The Summer Institute gives teachers the opportunity to explore their curiosity for international topics, build professional relationships, and discover strategies for bringing the world into their classrooms. This year’s event featured the Einaudi Center’s Identities, Inequalities and Justice research priority, with topics spanning the globe.

“The topics were so sharp, and with such a fantastic non-Western approach, they could be ripped from the headlines of any international newspaper,” said Alanna Kramerson, a history teacher at Skaneateles High School.

A group of K-12 teachers from Central New York came to the Cornell campus for a series of lectures and workshops.

Working alongside teachers from other districts, teachers discovered historical and contemporary examples of systemic and overlapping inequalities from Latin America, South Asia, Southeast Asia, Africa and East Asia through presentations at the AD White House and a hands-on workshop at the Herbert F. Johnson Museum of Art.

The first speaker, Fábio Zuker, visiting predoctoral researcher in the Latin American and Caribbean Studies Program, shared his work on how deforestation in the Amazon rainforest, discrimination, mining, the rights of Indigenous and adverse health effects were linked during the COVID-19 pandemic. The Director of the African Development Institute and Professor of African Studies, N’Dri Thérèse Assié-Lumumba, followed with a discussion on gender-related barriers to education and social transformation in Africa. .

Speakers also included Mona Bhan, Ford-Maxwell Professor of South Asian Studies at Syracuse University, and Andrew Harding, Postdoctoral Fellow in Global Racial Justice at the Einaudi Center and Visiting Lecturer in Japanese Studies.

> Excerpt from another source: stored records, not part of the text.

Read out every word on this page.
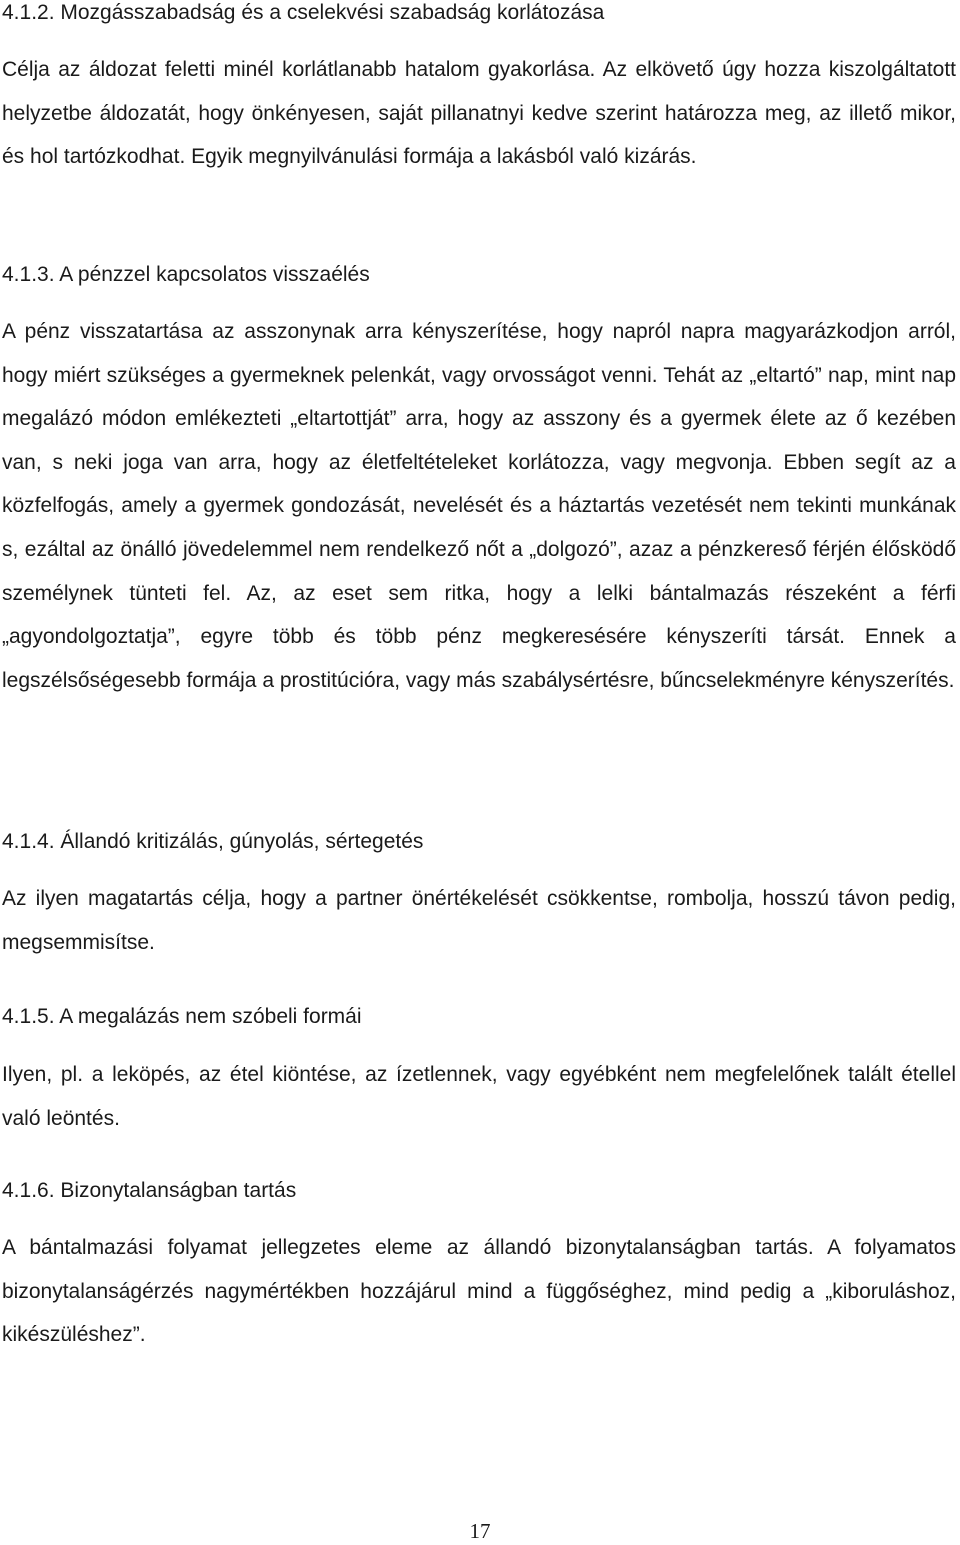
4.1.2. Mozgásszabadság és a cselekvési szabadság korlátozása

Célja az áldozat feletti minél korlátlanabb hatalom gyakorlása. Az elkövető úgy hozza kiszolgáltatott helyzetbe áldozatát, hogy önkényesen, saját pillanatnyi kedve szerint határozza meg, az illető mikor, és hol tartózkodhat. Egyik megnyilvánulási formája a lakásból való kizárás.

4.1.3. A pénzzel kapcsolatos visszaélés

A pénz visszatartása az asszonynak arra kényszerítése, hogy napról napra magyarázkodjon arról, hogy miért szükséges a gyermeknek pelenkát, vagy orvosságot venni. Tehát az „eltartó” nap, mint nap megalázó módon emlékezteti „eltartottját” arra, hogy az asszony és a gyermek élete az ő kezében van, s neki joga van arra, hogy az életfeltételeket korlátozza, vagy megvonja. Ebben segít az a közfelfogás, amely a gyermek gondozását, nevelését és a háztartás vezetését nem tekinti munkának s, ezáltal az önálló jövedelemmel nem rendelkező nőt a „dolgozó”, azaz a pénzkereső férjén élősködő személynek tünteti fel. Az, az eset sem ritka, hogy a lelki bántalmazás részeként a férfi „agyondolgoztatja”, egyre több és több pénz megkeresésére kényszeríti társát. Ennek a legszélsőségesebb formája a prostitúcióra, vagy más szabálysértésre, bűncselekményre kényszerítés.

4.1.4. Állandó kritizálás, gúnyolás, sértegetés

Az ilyen magatartás célja, hogy a partner önértékelését csökkentse, rombolja, hosszú távon pedig, megsemmisítse.

4.1.5. A megalázás nem szóbeli formái

Ilyen, pl. a leköpés, az étel kiöntése, az ízetlennek, vagy egyébként nem megfelelőnek talált étellel való leöntés.

4.1.6. Bizonytalanságban tartás

A bántalmazási folyamat jellegzetes eleme az állandó bizonytalanságban tartás. A folyamatos bizonytalanságérzés nagymértékben hozzájárul mind a függőséghez, mind pedig a „kiboruláshoz, kikészüléshez”.

17
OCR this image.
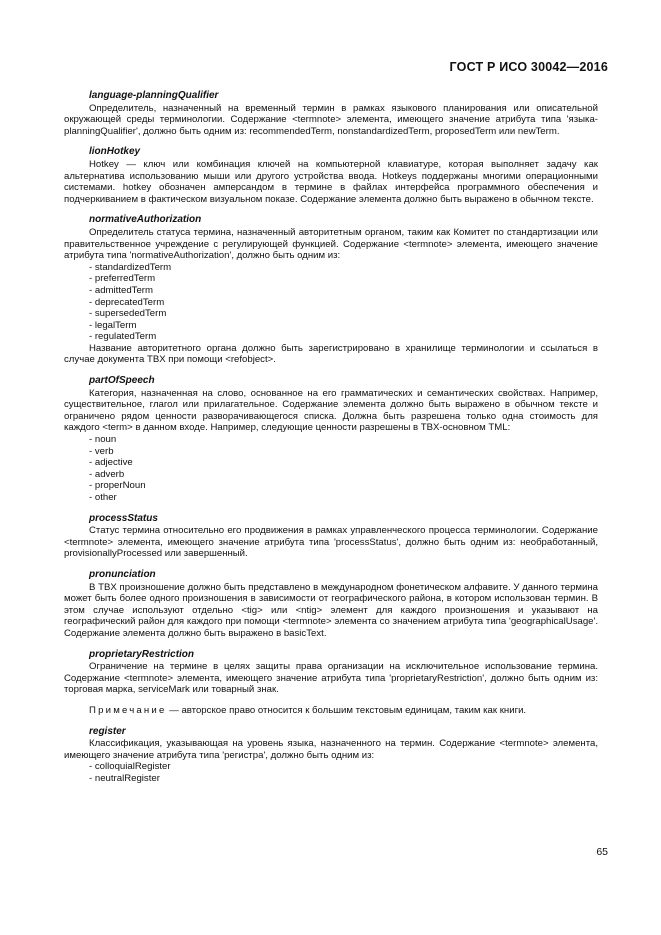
ГОСТ Р ИСО 30042—2016
language-planningQualifier

Определитель, назначенный на временный термин в рамках языкового планирования или описательной окружающей среды терминологии. Содержание <termnote> элемента, имеющего значение атрибута типа 'языка-planningQualifier', должно быть одним из: recommendedTerm, nonstandardizedTerm, proposedTerm или newTerm.

lionHotkey

Hotkey — ключ или комбинация ключей на компьютерной клавиатуре, которая выполняет задачу как альтернатива использованию мыши или другого устройства ввода. Hotkeys поддержаны многими операционными системами. hotkey обозначен амперсандом в термине в файлах интерфейса программного обеспечения и подчеркиванием в фактическом визуальном показе. Содержание элемента должно быть выражено в обычном тексте.

normativeAuthorization

Определитель статуса термина, назначенный авторитетным органом, таким как Комитет по стандартизации или правительственное учреждение с регулирующей функцией. Содержание <termnote> элемента, имеющего значение атрибута типа 'normativeAuthorization', должно быть одним из:

- standardizedTerm
- preferredTerm
- admittedTerm
- deprecatedTerm
- supersededTerm
- legalTerm
- regulatedTerm

Название авторитетного органа должно быть зарегистрировано в хранилище терминологии и ссылаться в случае документа TBX при помощи <refobject>.

partOfSpeech

Категория, назначенная на слово, основанное на его грамматических и семантических свойствах. Например, существительное, глагол или прилагательное. Содержание элемента должно быть выражено в обычном тексте и ограничено рядом ценности разворачивающегося списка. Должна быть разрешена только одна стоимость для каждого <term> в данном входе. Например, следующие ценности разрешены в TBX-основном TML:

- noun
- verb
- adjective
- adverb
- properNoun
- other
processStatus

Статус термина относительно его продвижения в рамках управленческого процесса терминологии. Содержание <termnote> элемента, имеющего значение атрибута типа 'processStatus', должно быть одним из: необработанный, provisionallyProcessed или завершенный.

pronunciation

В TBX произношение должно быть представлено в международном фонетическом алфавите. У данного термина может быть более одного произношения в зависимости от географического района, в котором использован термин. В этом случае используют отдельно <tig> или <ntig> элемент для каждого произношения и указывают на географический район для каждого при помощи <termnote> элемента со значением атрибута типа 'geographicalUsage'. Содержание элемента должно быть выражено в basicText.

proprietaryRestriction

Ограничение на термине в целях защиты права организации на исключительное использование термина. Содержание <termnote> элемента, имеющего значение атрибута типа 'proprietaryRestriction', должно быть одним из: торговая марка, serviceMark или товарный знак.

Примечание — авторское право относится к большим текстовым единицам, таким как книги.

register

Классификация, указывающая на уровень языка, назначенного на термин. Содержание <termnote> элемента, имеющего значение атрибута типа 'регистра', должно быть одним из:

- colloquialRegister
- neutralRegister
65
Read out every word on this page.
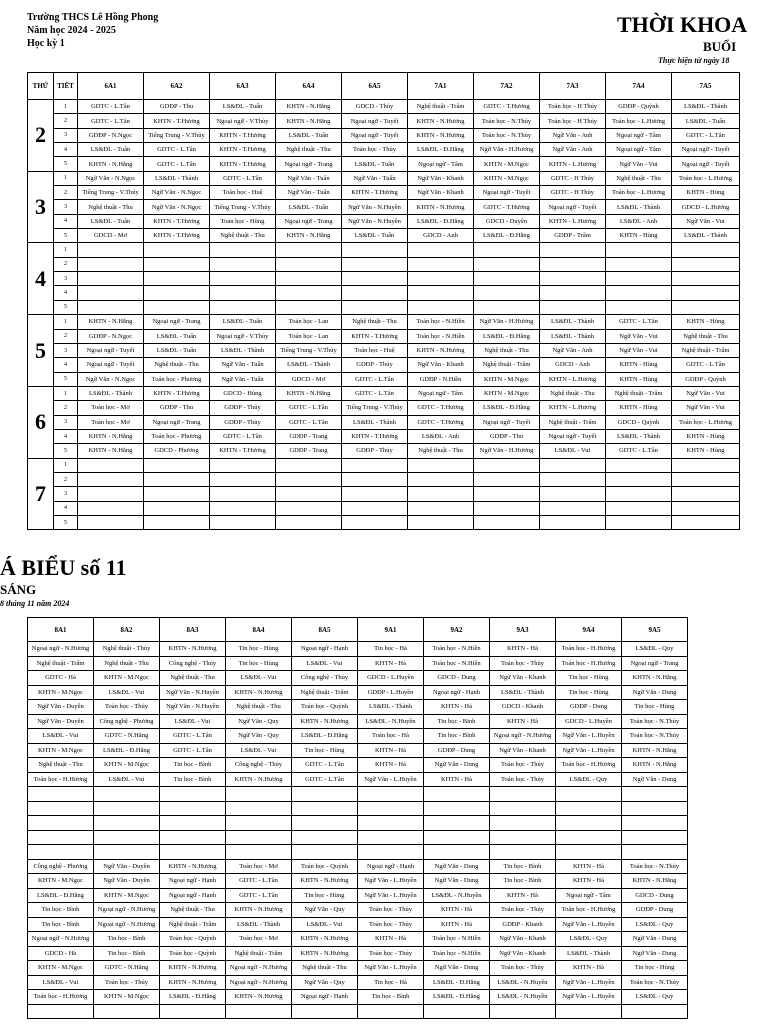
Trường THCS Lê Hồng Phong
Năm học 2024 - 2025
Học kỳ 1
THỜI KHOA
BUỔI
Thực hiện từ ngày 18
THỨ	TIẾT	6A1	6A2	6A3	6A4	6A5	7A1	7A2	7A3	7A4	7A5
2	1	GDTC - L.Tân	GDĐP - Thu	LS&ĐL - Tuấn	KHTN - N.Hằng	GDCD - Thủy	Nghệ thuật - Trâm	GDTC - T.Hương	Toán học - H Thủy	GDĐP - Quỳnh	LS&ĐL - Thành
	2	GDTC - L.Tân	KHTN - T.Hương	Ngoại ngữ - V.Thủy	KHTN - N.Hằng	Ngoại ngữ - Tuyết	KHTN - N.Hương	Toán học - N.Thủy	Toán học - H Thủy	Toán học - L.Hương	LS&ĐL - Tuấn
	3	GDĐP - N.Ngọc	Tiếng Trung - V.Thủy	KHTN - T.Hương	LS&ĐL - Tuấn	Ngoại ngữ - Tuyết	KHTN - N.Hương	Toán học - N.Thủy	Ngữ Văn - Anh	Ngoại ngữ - Tâm	GDTC - L.Tân
	4	LS&ĐL - Tuấn	GDTC - L.Tân	KHTN - T.Hương	Nghệ thuật - Thu	Toán học - Thủy	LS&ĐL - Đ.Hằng	Ngữ Văn - H.Hương	Ngữ Văn - Anh	Ngoại ngữ - Tâm	Ngoại ngữ - Tuyết
	5	KHTN - N.Hằng	GDTC - L.Tân	KHTN - T.Hương	Ngoại ngữ - Trang	LS&ĐL - Tuấn	Ngoại ngữ - Tâm	KHTN - M.Ngọc	KHTN - L.Hương	Ngữ Văn - Vui	Ngoại ngữ - Tuyết
3	1	Ngữ Văn - N.Ngọc	LS&ĐL - Thành	GDTC - L.Tân	Ngữ Văn - Tuấn	Ngữ Văn - Tuấn	Ngữ Văn - Khanh	KHTN - M.Ngọc	GDTC - H Thủy	Nghệ thuật - Thu	Toán học - L.Hương
	2	Tiếng Trung - V.Thủy	Ngữ Văn - N.Ngọc	Toán học - Huệ	Ngữ Văn - Tuấn	KHTN - T.Hương	Ngữ Văn - Khanh	Ngoại ngữ - Tuyết	GDTC - H Thủy	Toán học - L.Hương	KHTN - Hùng
	3	Nghệ thuật - Thu	Ngữ Văn - N.Ngọc	Tiếng Trung - V.Thủy	LS&ĐL - Tuấn	Ngữ Văn - N.Huyền	KHTN - N.Hương	GDTC - T.Hương	Ngoại ngữ - Tuyết	LS&ĐL - Thành	GDCD - L.Hương
	4	LS&ĐL - Tuấn	KHTN - T.Hương	Toán học - Hùng	Ngoại ngữ - Trang	Ngữ Văn - N.Huyền	LS&ĐL - Đ.Hằng	GDCD - Duyên	KHTN - L.Hương	LS&ĐL - Anh	Ngữ Văn - Vui
	5	GDCD - Mơ	KHTN - T.Hương	Nghệ thuật - Thu	KHTN - N.Hằng	LS&ĐL - Tuấn	GDCD - Anh	LS&ĐL - Đ.Hằng	GDĐP - Trâm	KHTN - Hùng	LS&ĐL - Thành
4	1										
	2										
	3										
	4										
	5										
5	1	KHTN - N.Hằng	Ngoại ngữ - Trang	LS&ĐL - Tuấn	Toán học - Lan	Nghệ thuật - Thu	Toán học - N.Hiền	Ngữ Văn - H.Hương	LS&ĐL - Thành	GDTC - L.Tân	KHTN - Hùng
	2	GDĐP - N.Ngọc	LS&ĐL - Tuấn	Ngoại ngữ - V.Thủy	Toán học - Lan	KHTN - T.Hương	Toán học - N.Hiền	LS&ĐL - Đ.Hằng	LS&ĐL - Thành	Ngữ Văn - Vui	Nghệ thuật - Thu
	3	Ngoại ngữ - Tuyết	LS&ĐL - Tuấn	LS&ĐL - Thành	Tiếng Trung - V.Thủy	Toán học - Huệ	KHTN - N.Hương	Nghệ thuật - Thu	Ngữ Văn - Anh	Ngữ Văn - Vui	Nghệ thuật - Trâm
	4	Ngoại ngữ - Tuyết	Nghệ thuật - Thu	Ngữ Văn - Tuấn	LS&ĐL - Thành	GDĐP - Thủy	Ngữ Văn - Khanh	Nghệ thuật - Trâm	GDCD - Anh	KHTN - Hùng	GDTC - L.Tân
	5	Ngữ Văn - N.Ngọc	Toán học - Phương	Ngữ Văn - Tuấn	GDCD - Mơ	GDTC - L.Tân	GDĐP - N.Hiền	KHTN - M.Ngọc	KHTN - L.Hương	KHTN - Hùng	GDĐP - Quỳnh
6	1	LS&ĐL - Thành	KHTN - T.Hương	GDCD - Hùng	KHTN - N.Hằng	GDTC - L.Tân	Ngoại ngữ - Tâm	KHTN - M.Ngọc	Nghệ thuật - Thu	Nghệ thuật - Trâm	Ngữ Văn - Vui
	2	Toán học - Mơ	GDĐP - Thu	GDĐP - Thủy	GDTC - L.Tân	Tiếng Trung - V.Thủy	GDTC - T.Hương	LS&ĐL - Đ.Hằng	KHTN - L.Hương	KHTN - Hùng	Ngữ Văn - Vui
	3	Toán học - Mơ	Ngoại ngữ - Trang	GDĐP - Thủy	GDTC - L.Tân	LS&ĐL - Thành	GDTC - T.Hương	Ngoại ngữ - Tuyết	Nghệ thuật - Trâm	GDCD - Quỳnh	Toán học - L.Hương
	4	KHTN - N.Hằng	Toán học - Phương	GDTC - L.Tân	GDĐP - Trang	KHTN - T.Hương	LS&ĐL - Anh	GDĐP - Thu	Ngoại ngữ - Tuyết	LS&ĐL - Thành	KHTN - Hùng
	5	KHTN - N.Hằng	GDCD - Phương	KHTN - T.Hương	GDĐP - Trang	GDĐP - Thủy	Nghệ thuật - Thu	Ngữ Văn - H.Hương	LS&ĐL - Vui	GDTC - L.Tân	KHTN - Hùng
7	1										
	2										
	3										
	4										
	5										
Á BIỂU số 11
SÁNG
8 tháng 11 năm 2024
8A1	8A2	8A3	8A4	8A5	9A1	9A2	9A3	9A4	9A5
Ngoại ngữ - N.Hương	Nghệ thuật - Thủy	KHTN - N.Hương	Tin học - Hùng	Ngoại ngữ - Hạnh	Tin học - Hà	Toán học - N.Hiền	KHTN - Hà	Toán học - H.Hương	LS&ĐL - Quy
Nghệ thuật - Trâm	Nghệ thuật - Thu	Công nghệ - Thủy	Tin học - Hùng	LS&ĐL - Vui	KHTN - Hà	Toán học - N.Hiền	Toán học - Thủy	Toán học - H.Hương	Ngoại ngữ - Trang
GDTC - Hà	KHTN - M.Ngọc	Nghệ thuật - Thu	LS&ĐL - Vui	Công nghệ - Thủy	GDCD - L.Huyền	GDCD - Dung	Ngữ Văn - Khanh	Tin học - Hùng	KHTN - N.Hằng
KHTN - M.Ngọc	LS&ĐL - Vui	Ngữ Văn - N.Huyền	KHTN - N.Hương	Nghệ thuật - Trâm	GDĐP - L.Huyền	Ngoại ngữ - Hạnh	LS&ĐL - Thành	Tin học - Hùng	Ngữ Văn - Dung
Ngữ Văn - Duyên	Toán học - Thủy	Ngữ Văn - N.Huyền	Nghệ thuật - Thu	Toán học - Quỳnh	LS&ĐL - Thành	KHTN - Hà	GDCD - Khanh	GDĐP - Dung	Tin học - Hùng
Ngữ Văn - Duyên	Công nghệ - Phương	LS&ĐL - Vui	Ngữ Văn - Quy	KHTN - N.Hương	LS&ĐL - N.Huyền	Tin học - Bình	KHTN - Hà	GDCD - L.Huyền	Toán học - N.Thủy
LS&ĐL - Vui	GDTC - N.Hằng	GDTC - L.Tân	Ngữ Văn - Quy	LS&ĐL - Đ.Hằng	Toán học - Hà	Tin học - Bình	Ngoại ngữ - N.Hương	Ngữ Văn - L.Huyền	Toán học - N.Thủy
KHTN - M.Ngọc	LS&ĐL - Đ.Hằng	GDTC - L.Tân	LS&ĐL - Vui	Tin học - Hùng	KHTN - Hà	GDĐP - Dung	Ngữ Văn - Khanh	Ngữ Văn - L.Huyền	KHTN - N.Hằng
Nghệ thuật - Thu	KHTN - M.Ngọc	Tin học - Bình	Công nghệ - Thủy	GDTC - L.Tân	KHTN - Hà	Ngữ Văn - Dung	Toán học - Thủy	Toán học - H.Hương	KHTN - N.Hằng
Toán học - H.Hương	LS&ĐL - Vui	Tin học - Bình	KHTN - N.Hương	GDTC - L.Tân	Ngữ Văn - L.Huyền	KHTN - Hà	Toán học - Thủy	LS&ĐL - Quy	Ngữ Văn - Dung

Công nghệ - Phương	Ngữ Văn - Duyên	KHTN - N.Hương	Toán học - Mơ	Toán học - Quỳnh	Ngoại ngữ - Hạnh	Ngữ Văn - Dung	Tin học - Bình	KHTN - Hà	Toán học - N.Thủy
KHTN - M.Ngọc	Ngữ Văn - Duyên	Ngoại ngữ - Hạnh	GDTC - L.Tân	KHTN - N.Hương	Ngữ Văn - L.Huyền	Ngữ Văn - Dung	Tin học - Bình	KHTN - Hà	KHTN - N.Hằng
LS&ĐL - Đ.Hằng	KHTN - M.Ngọc	Ngoại ngữ - Hạnh	GDTC - L.Tân	Tin học - Hùng	Ngữ Văn - L.Huyền	LS&ĐL - N.Huyền	KHTN - Hà	Ngoại ngữ - Tâm	GDCD - Dung
Tin học - Bình	Ngoại ngữ - N.Hương	Nghệ thuật - Thu	KHTN - N.Hương	Ngữ Văn - Quy	Toán học - Thủy	KHTN - Hà	Toán học - Thủy	Toán học - H.Hương	GDĐP - Dung
Tin học - Bình	Ngoại ngữ - N.Hương	Nghệ thuật - Trâm	LS&ĐL - Thành	LS&ĐL - Vui	Toán học - Thủy	KHTN - Hà	GDĐP - Khanh	Ngữ Văn - L.Huyền	LS&ĐL - Quy
Ngoại ngữ - N.Hương	Tin học - Bình	Toán học - Quỳnh	Toán học - Mơ	KHTN - N.Hương	KHTN - Hà	Toán học - N.Hiền	Ngữ Văn - Khanh	LS&ĐL - Quy	Ngữ Văn - Dung
GDCD - Hà	Tin học - Bình	Toán học - Quỳnh	Nghệ thuật - Trâm	KHTN - N.Hương	Toán học - Thủy	Toán học - N.Hiền	Ngữ Văn - Khanh	LS&ĐL - Thành	Ngữ Văn - Dung
KHTN - M.Ngọc	GDTC - N.Hằng	KHTN - N.Hương	Ngoại ngữ - N.Hương	Nghệ thuật - Thu	Ngữ Văn - L.Huyền	Ngữ Văn - Dung	Toán học - Thủy	KHTN - Hà	Tin học - Hùng
LS&ĐL - Vui	Toán học - Thủy	KHTN - N.Hương	Ngoại ngữ - N.Hương	Ngữ Văn - Quy	Tin học - Hà	LS&ĐL - Đ.Hằng	LS&ĐL - N.Huyền	Ngữ Văn - L.Huyền	Toán học - N.Thủy
Toán học - H.Hương	KHTN - M.Ngọc	LS&ĐL - Đ.Hằng	KHTN - N.Hương	Ngoại ngữ - Hạnh	Tin học - Bình	LS&ĐL - Đ.Hằng	LS&ĐL - N.Huyền	Ngữ Văn - L.Huyền	LS&ĐL - Quy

Teachers traveled to the Herbert F. Johnson Museum of Art, where they reviewed art reflecting the workshop theme and discussed strategies for using the museum’s collections to enrich K-12 curricula. year and broaden students’ perspectives. The curators helped teachers explore ways of seeing identities and inequalities represented in various photographs and other images.

The ISSI is sponsored by the Mario Einaudi Center for International Studies and its South Asia Program, Southeast Asia Program, Latin American and Caribbean Studies Program, Institute for African Development, East Asia Program and Institute of European Studies, in partnership with the South Asia Center at Syracuse University, TST-BOCES and the US Department of Education Title VI Program.